Qu’ils refusent de laisser nos hôtes du Nord se comporter chez nous comme en pays conquis et fassent chez nous ce qu’ils nous refusent chez eux. Qu’est-ce que Laurent Fabius, qui est « ministre des affaires étrangères », est allé faire dans la banlieue dakaroise ? Au lieu de rencontrer les animateurs de «  Y en a Marre », pourquoi n’a-t-il pas accordé la même attention aux étudiants et chercheurs sénégalais dont les préoccupations sont de sa compétence ? La France peut-elle tolérer qu’un ministre africain, en visite officielle chez elle, taille bavette avec les  animateurs de SOS Racisme ou du CRAN, s’intéresse aux conditions d’insertion au travail des jeunes Français issus de la « diversité », à Saint-Denis ou à Créteil,   défende leurs intérêts contre ceux qui les traitent de « racaille », refuse de serrer la main d’un ministre condamné pour injures racistes ! Ou qu’un chef d’Etat africain s’inquiète des quotas de reconduction à la frontière ou des tests Adn  pour contrôler le regroupement familial. Sarkozy avait répondu à cette question en faisant savoir au président Wade qu’il ne lui appartenait pas de définir la politique d’immigration de la France.

Certes il faut condamner la violation des droits de l’homme, mais à condition de le faire partout où ça se passe, et pas en aparté en Chine et avec éclat en Afrique. La situation des libertés est bien plus aléatoire en Arabie Saoudite qu’en RDC et pourtant on n’a jamais entendu une autorité française exiger des élections libres et transparentes dans la monarchie pétrolière. Quant à la bonne gouvernance, la situation qui prévaut actuellement en Grèce montre que les Européens devraient aussi balayer devant leurs portes. 

Mais, pour en revenir au discours de Sarkozy, ce qu’il nous faut refuser désormais c’est cette propension des chefs d’Etats du Nord à se servir de nos capitales comme tribunes pour nous faire la leçon, nous tancer ou nous menacer, nous dire ce que nous devons faire pour leur plaire. A Dakar, Sarkozy était allé encore plus loin. Il avait convoqués les Africains devant leurs misères, dont ils étaient les seuls responsables selon lui. Il avait justifié l’injustifiable et, lui qui n’avait encore que quelques mois d’expérience présidentielle, leur avait livré un kit de développement pour sortir de la nuit.
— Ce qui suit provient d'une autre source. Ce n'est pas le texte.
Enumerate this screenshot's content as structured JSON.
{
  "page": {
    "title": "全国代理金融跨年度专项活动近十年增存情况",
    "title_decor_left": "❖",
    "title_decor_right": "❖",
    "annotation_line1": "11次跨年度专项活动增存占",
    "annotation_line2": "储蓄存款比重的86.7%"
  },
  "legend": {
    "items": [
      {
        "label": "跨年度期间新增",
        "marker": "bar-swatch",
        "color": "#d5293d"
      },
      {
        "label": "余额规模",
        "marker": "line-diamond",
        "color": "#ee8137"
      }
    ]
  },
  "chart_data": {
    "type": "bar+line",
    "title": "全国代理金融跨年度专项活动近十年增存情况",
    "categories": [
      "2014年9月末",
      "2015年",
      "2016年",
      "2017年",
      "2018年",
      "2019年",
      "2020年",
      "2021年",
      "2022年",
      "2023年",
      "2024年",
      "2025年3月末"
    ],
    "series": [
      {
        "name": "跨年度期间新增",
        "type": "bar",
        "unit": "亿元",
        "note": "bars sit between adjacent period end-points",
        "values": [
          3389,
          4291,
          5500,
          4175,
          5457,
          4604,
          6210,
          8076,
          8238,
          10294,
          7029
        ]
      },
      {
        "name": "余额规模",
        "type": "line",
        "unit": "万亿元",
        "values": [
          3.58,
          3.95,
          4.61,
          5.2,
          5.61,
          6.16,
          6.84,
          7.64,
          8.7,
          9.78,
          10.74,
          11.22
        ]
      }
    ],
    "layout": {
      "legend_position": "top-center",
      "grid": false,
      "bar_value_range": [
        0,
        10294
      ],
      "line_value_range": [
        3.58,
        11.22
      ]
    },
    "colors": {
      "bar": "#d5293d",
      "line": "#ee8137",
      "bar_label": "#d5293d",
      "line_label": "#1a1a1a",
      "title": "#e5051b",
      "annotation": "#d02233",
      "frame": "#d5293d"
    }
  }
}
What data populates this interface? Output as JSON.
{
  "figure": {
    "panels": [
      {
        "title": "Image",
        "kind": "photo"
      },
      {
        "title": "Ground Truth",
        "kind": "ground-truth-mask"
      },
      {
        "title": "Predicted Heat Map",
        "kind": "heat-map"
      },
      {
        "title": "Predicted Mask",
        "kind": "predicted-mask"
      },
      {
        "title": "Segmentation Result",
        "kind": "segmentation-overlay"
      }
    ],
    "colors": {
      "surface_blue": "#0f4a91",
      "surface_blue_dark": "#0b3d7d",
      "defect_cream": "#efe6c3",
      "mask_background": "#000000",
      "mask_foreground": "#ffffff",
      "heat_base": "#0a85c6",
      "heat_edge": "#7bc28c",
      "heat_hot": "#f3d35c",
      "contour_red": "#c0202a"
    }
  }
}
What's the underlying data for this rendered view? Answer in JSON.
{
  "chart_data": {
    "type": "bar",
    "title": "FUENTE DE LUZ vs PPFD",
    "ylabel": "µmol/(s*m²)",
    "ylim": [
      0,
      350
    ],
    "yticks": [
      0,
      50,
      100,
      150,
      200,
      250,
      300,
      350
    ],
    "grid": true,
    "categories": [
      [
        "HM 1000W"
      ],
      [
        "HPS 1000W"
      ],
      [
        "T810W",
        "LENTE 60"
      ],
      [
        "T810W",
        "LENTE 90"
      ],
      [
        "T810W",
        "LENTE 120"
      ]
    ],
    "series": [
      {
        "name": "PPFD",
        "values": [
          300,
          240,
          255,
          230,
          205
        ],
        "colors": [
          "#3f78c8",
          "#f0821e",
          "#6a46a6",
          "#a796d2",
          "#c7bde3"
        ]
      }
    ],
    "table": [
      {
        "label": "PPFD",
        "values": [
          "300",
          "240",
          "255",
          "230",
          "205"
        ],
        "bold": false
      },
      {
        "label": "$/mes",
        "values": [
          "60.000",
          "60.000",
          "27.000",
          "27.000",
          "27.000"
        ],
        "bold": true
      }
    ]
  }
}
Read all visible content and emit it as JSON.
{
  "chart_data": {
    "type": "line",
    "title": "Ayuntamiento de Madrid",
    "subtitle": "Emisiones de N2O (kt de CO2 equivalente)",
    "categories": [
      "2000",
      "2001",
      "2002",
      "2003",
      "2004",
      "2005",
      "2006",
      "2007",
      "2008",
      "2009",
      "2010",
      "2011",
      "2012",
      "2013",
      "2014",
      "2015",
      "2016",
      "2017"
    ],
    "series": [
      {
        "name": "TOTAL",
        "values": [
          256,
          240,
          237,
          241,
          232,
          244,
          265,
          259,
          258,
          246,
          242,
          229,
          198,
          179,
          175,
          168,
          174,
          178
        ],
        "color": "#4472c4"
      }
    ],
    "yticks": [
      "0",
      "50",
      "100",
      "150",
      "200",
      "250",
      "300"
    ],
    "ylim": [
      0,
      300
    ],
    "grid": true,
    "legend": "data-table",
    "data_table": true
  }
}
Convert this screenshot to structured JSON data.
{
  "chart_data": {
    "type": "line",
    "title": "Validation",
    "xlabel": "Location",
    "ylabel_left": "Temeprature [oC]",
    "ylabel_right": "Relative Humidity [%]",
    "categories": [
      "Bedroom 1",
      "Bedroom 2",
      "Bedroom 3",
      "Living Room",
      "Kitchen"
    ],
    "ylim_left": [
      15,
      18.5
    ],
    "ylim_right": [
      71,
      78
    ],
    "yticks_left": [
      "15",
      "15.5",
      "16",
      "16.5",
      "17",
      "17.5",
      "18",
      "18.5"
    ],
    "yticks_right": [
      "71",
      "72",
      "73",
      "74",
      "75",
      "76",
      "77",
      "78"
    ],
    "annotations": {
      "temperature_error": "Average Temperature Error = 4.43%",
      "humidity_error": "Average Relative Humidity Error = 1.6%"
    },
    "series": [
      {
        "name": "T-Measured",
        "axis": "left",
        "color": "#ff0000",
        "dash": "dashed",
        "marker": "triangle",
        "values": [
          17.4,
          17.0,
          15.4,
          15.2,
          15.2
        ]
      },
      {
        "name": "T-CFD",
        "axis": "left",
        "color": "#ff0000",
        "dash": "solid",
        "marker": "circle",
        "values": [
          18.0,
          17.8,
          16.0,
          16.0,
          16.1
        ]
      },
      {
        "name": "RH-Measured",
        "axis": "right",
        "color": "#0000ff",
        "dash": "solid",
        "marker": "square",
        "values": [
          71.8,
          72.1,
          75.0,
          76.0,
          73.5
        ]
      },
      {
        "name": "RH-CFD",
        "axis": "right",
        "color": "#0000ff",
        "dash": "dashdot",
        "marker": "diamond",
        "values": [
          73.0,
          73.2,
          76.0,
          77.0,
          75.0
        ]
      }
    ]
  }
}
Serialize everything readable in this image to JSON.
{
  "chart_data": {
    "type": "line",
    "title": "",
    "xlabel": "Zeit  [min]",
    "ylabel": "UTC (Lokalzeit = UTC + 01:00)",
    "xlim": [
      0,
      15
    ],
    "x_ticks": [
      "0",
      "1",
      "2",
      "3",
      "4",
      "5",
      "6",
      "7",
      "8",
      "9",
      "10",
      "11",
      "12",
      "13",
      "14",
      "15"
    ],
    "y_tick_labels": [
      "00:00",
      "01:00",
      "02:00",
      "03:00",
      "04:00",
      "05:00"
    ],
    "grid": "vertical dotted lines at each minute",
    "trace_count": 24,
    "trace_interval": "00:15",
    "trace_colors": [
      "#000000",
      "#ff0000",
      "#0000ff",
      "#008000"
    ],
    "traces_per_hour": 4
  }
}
Si François Hollande veut, non pas effacer mais marquer sa différence avec Sarkozy, qu’il s’abstienne donc de s’ériger en donneur de leçons, qu’il parle de la France et ce qu’elle peut offrir en fraternité, et ne donne pas l’impression qu’il connait nos intérêts mieux que nous-mêmes, qu’il exprime non de la compassion mais du respect.